Barcelona-based video streaming startup Flumotion is celebrating the world’s first WebM live stream this week with a live feed from the GUADEC conference in The Hague. The conference, dedicated to the open source GNOME desktop, is a fitting coming-out for the codec, which was open sourced at Google’s I/O developers conference in May, and it seems to generate some significant interest: Early reports mention more than 100 concurrent viewers.
That doesn’t sound that much — until you realize that this is not only a niche audience event, but that most users aren’t actually able to watch the stream without installing a new browser. Opera is the only browser maker to have integrated WebM into its regular releases. Chrome users still have to install an early access release usually reserved for developers, and Firefox users will have to resort to the most recent beta version of the browser.

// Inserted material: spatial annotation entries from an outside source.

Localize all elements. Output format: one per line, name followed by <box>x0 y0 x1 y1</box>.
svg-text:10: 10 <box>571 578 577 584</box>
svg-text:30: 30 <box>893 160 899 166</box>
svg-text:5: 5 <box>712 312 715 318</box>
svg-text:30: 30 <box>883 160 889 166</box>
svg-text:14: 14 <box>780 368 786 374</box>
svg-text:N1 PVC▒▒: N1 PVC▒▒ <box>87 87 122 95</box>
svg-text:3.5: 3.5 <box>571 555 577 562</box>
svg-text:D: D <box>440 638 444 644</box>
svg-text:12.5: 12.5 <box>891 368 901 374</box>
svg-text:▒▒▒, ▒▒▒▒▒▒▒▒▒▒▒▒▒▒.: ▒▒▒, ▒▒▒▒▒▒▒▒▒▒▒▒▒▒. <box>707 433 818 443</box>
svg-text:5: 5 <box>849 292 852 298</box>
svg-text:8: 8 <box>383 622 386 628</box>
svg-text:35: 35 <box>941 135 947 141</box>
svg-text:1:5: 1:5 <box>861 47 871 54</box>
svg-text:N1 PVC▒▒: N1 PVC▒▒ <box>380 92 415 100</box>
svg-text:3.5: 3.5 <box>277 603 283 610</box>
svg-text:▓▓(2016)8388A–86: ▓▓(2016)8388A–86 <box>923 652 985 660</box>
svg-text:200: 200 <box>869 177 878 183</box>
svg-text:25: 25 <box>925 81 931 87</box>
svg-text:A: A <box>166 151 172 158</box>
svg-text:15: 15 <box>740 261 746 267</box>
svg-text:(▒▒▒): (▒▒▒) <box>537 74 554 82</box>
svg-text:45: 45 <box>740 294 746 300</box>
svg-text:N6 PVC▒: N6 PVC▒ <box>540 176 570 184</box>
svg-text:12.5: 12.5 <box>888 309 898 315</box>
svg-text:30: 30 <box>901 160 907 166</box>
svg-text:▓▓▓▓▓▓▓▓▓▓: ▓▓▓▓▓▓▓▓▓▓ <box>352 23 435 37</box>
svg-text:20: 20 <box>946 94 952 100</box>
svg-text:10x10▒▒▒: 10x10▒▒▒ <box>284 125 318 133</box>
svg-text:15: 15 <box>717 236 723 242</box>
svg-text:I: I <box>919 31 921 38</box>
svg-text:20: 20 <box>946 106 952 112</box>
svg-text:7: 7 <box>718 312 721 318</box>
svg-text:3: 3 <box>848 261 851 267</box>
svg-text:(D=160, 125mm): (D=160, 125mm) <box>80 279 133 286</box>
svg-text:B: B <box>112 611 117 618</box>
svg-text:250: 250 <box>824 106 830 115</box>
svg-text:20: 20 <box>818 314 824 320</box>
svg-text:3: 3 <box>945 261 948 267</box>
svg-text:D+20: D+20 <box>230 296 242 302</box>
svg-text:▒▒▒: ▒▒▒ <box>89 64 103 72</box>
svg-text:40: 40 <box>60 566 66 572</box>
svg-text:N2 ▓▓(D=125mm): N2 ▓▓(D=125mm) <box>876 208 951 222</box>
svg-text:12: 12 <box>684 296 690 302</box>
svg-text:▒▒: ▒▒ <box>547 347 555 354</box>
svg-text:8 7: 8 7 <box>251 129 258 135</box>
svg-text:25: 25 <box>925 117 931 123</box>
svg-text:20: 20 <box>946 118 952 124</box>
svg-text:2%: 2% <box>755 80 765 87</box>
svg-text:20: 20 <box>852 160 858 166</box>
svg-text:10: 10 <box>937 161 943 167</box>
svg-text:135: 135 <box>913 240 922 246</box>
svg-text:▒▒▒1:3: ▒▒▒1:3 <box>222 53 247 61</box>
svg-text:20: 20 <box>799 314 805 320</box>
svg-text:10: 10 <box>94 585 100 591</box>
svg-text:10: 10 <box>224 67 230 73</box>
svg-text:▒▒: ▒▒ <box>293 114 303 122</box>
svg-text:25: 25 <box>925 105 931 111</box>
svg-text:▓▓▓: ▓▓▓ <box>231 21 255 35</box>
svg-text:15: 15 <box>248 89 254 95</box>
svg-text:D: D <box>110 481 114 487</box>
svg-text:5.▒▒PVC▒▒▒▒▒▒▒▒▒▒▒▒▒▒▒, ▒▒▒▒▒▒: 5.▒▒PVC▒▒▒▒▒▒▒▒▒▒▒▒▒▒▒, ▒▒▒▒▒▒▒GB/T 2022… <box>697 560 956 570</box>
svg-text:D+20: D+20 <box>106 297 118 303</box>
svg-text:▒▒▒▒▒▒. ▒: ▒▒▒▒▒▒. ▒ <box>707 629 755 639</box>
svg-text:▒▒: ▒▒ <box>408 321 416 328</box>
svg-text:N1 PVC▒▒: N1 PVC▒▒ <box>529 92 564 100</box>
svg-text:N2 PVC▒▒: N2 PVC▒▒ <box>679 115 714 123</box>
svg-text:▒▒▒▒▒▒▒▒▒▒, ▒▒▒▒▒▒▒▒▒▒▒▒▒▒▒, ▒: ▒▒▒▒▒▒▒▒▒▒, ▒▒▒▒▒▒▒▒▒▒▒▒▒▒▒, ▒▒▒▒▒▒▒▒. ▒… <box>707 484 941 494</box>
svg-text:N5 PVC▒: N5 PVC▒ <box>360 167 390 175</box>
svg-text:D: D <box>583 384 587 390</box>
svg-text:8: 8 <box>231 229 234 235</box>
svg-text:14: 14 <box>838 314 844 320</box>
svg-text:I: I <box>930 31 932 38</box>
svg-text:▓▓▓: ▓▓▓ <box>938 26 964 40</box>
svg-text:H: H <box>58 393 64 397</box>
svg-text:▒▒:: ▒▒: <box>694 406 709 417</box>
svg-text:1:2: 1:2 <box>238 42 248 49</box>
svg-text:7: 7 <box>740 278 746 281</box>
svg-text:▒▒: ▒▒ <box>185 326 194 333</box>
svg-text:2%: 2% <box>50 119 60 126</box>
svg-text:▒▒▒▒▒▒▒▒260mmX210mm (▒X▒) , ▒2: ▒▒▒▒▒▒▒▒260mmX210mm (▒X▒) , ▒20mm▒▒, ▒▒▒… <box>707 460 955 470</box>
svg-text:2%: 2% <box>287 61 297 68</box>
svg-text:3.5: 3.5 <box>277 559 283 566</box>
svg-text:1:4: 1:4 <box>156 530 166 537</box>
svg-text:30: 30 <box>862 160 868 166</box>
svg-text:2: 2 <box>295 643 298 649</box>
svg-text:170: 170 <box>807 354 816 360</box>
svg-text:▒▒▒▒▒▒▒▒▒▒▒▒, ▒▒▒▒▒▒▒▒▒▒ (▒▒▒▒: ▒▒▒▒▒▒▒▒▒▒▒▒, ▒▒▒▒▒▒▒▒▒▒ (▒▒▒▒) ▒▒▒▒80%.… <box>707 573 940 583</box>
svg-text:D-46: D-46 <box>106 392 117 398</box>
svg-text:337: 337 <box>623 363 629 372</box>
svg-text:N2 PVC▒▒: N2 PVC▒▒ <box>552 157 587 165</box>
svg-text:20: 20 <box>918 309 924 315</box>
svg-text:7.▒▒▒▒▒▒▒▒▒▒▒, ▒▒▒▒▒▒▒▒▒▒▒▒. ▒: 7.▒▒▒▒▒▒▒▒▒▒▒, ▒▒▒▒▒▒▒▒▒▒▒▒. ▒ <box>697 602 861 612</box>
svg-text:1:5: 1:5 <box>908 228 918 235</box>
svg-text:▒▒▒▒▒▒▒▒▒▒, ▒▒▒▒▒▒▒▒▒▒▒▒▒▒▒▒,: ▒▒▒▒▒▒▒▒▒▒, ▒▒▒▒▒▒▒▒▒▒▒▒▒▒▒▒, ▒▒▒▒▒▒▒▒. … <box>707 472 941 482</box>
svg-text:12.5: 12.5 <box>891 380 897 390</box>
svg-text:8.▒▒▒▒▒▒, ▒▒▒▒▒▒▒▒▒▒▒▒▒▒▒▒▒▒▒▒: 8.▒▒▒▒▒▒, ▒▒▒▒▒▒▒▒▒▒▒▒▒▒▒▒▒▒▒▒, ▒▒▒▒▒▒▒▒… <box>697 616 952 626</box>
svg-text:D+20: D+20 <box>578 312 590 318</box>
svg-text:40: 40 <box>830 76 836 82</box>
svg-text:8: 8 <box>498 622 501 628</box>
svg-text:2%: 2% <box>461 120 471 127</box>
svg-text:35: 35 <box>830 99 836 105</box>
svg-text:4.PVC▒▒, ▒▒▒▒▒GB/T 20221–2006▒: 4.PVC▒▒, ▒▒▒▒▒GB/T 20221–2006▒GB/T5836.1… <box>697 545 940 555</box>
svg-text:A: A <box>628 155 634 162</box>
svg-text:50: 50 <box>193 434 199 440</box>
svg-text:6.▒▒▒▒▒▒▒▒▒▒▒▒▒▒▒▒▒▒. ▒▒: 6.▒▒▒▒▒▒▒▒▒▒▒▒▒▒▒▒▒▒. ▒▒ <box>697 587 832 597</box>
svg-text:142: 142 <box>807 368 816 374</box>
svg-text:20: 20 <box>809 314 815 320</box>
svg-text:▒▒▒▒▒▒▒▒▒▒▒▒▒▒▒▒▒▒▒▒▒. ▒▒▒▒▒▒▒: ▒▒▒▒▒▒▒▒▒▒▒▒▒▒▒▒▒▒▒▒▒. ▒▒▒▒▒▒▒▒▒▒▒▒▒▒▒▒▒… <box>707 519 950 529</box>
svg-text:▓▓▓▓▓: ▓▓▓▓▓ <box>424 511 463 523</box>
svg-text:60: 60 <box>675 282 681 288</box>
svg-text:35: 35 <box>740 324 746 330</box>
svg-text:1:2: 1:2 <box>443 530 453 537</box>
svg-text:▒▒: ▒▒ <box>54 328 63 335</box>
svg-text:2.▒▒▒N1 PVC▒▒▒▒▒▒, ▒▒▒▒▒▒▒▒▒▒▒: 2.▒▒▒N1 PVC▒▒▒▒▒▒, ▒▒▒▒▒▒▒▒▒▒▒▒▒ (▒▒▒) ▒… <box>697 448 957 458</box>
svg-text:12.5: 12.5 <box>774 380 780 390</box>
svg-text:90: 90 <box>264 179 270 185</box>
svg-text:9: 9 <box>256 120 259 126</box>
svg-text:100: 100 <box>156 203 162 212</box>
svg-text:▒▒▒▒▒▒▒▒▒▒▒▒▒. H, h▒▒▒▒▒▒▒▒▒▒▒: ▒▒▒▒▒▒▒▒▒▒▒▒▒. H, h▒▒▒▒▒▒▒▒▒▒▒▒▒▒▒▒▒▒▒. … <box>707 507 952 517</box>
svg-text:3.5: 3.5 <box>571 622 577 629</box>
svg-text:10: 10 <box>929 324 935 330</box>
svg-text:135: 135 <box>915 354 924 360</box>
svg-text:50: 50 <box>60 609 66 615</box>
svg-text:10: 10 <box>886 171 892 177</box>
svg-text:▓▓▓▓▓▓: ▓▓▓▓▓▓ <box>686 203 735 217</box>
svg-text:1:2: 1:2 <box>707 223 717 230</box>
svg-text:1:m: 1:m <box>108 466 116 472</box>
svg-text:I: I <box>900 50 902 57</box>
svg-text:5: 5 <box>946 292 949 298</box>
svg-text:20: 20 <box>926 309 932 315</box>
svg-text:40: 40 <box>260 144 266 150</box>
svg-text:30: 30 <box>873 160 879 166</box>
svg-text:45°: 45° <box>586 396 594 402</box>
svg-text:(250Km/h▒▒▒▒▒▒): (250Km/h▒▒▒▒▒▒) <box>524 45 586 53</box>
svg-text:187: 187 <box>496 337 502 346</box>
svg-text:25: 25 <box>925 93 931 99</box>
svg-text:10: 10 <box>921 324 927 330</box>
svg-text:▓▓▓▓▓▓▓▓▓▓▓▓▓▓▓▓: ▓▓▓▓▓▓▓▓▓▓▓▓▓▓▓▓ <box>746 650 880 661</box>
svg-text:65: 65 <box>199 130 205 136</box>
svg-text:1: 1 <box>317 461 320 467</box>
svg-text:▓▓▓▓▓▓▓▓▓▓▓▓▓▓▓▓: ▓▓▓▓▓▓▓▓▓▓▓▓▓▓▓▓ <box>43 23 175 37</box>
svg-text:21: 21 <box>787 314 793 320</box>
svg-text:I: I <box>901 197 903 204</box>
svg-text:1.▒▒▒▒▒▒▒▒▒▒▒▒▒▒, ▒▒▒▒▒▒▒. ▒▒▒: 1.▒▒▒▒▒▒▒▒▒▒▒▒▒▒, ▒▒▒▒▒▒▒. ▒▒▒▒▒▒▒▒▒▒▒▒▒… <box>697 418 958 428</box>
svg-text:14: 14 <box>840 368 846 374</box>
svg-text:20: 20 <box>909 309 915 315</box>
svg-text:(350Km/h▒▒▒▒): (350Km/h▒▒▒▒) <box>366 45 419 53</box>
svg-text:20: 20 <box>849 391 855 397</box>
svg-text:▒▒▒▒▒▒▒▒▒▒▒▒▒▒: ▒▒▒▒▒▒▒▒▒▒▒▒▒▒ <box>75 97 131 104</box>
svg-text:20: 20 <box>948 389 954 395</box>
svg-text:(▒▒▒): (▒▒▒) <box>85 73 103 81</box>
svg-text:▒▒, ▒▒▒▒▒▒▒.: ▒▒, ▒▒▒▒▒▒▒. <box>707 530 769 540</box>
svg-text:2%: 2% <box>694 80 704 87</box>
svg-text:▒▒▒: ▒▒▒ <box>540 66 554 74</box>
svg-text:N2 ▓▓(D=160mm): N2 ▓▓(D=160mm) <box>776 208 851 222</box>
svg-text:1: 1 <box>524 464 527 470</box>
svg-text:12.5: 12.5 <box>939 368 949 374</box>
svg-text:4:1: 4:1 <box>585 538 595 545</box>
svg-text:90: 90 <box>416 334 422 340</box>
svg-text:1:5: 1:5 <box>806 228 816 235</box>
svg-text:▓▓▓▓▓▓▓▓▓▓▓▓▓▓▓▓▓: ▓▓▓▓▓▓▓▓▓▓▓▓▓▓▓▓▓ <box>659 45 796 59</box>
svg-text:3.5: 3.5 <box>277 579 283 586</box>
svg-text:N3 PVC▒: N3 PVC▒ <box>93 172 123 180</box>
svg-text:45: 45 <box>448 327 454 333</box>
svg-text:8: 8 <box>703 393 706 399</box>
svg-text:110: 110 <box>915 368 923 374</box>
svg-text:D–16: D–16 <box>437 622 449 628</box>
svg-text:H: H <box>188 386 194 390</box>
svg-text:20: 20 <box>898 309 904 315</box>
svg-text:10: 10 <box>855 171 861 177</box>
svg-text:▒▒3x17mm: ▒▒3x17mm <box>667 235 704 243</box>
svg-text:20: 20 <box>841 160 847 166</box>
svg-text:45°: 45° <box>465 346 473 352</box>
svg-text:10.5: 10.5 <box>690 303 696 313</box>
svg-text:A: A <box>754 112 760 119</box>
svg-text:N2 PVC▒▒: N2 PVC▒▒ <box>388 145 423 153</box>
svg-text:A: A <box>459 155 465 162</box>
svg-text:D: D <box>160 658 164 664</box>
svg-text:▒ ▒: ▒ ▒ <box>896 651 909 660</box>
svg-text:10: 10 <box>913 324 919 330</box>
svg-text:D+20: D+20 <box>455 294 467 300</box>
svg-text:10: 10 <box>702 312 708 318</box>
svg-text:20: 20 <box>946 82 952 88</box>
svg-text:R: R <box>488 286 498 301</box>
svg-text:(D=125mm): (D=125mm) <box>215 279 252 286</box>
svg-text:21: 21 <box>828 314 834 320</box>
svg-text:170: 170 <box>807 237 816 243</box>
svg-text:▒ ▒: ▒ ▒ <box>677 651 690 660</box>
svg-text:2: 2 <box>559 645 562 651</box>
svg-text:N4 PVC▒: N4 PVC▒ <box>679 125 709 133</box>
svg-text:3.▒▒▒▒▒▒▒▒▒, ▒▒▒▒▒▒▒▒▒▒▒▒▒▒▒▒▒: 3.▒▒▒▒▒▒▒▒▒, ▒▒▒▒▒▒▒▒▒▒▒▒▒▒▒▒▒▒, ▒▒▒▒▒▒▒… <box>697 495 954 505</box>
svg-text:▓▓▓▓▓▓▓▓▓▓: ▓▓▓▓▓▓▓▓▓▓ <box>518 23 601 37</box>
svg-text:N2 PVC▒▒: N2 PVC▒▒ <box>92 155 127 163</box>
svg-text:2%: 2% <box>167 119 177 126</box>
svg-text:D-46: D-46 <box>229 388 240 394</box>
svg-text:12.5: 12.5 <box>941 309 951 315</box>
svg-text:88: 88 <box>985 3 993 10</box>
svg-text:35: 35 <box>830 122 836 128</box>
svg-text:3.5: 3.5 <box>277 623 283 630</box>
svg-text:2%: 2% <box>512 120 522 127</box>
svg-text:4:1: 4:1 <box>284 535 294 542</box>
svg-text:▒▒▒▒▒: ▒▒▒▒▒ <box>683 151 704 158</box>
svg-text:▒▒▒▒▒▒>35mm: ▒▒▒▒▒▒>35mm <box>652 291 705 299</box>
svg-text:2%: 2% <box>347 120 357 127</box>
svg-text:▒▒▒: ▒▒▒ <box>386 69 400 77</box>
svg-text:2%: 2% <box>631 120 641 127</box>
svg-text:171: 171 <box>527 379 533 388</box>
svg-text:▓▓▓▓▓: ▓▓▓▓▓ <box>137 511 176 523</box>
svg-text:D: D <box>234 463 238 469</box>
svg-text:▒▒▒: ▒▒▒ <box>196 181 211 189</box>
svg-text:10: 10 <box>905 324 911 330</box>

I asked Flumotion’s co-founder and CTO Thomas Vander Stichele when WebM will matter to the rest of us, and when it’s going to reach its tipping point, and he sent me the following reply via email:
“WebM will be important for the mass audience when Firefox and Chrome start supporting it natively outside of non-beta releases. The tipping point will be when either Microsoft or Apple ship WebM by default in Internet Explorer or Safari.”
Safari users may be out of luck for the foreseeable future: Apple CEO Steve Jobs has slammed WebM for potentially violating patents. Microsoft on the other hand has said that it will hold out until the format is more mainstream.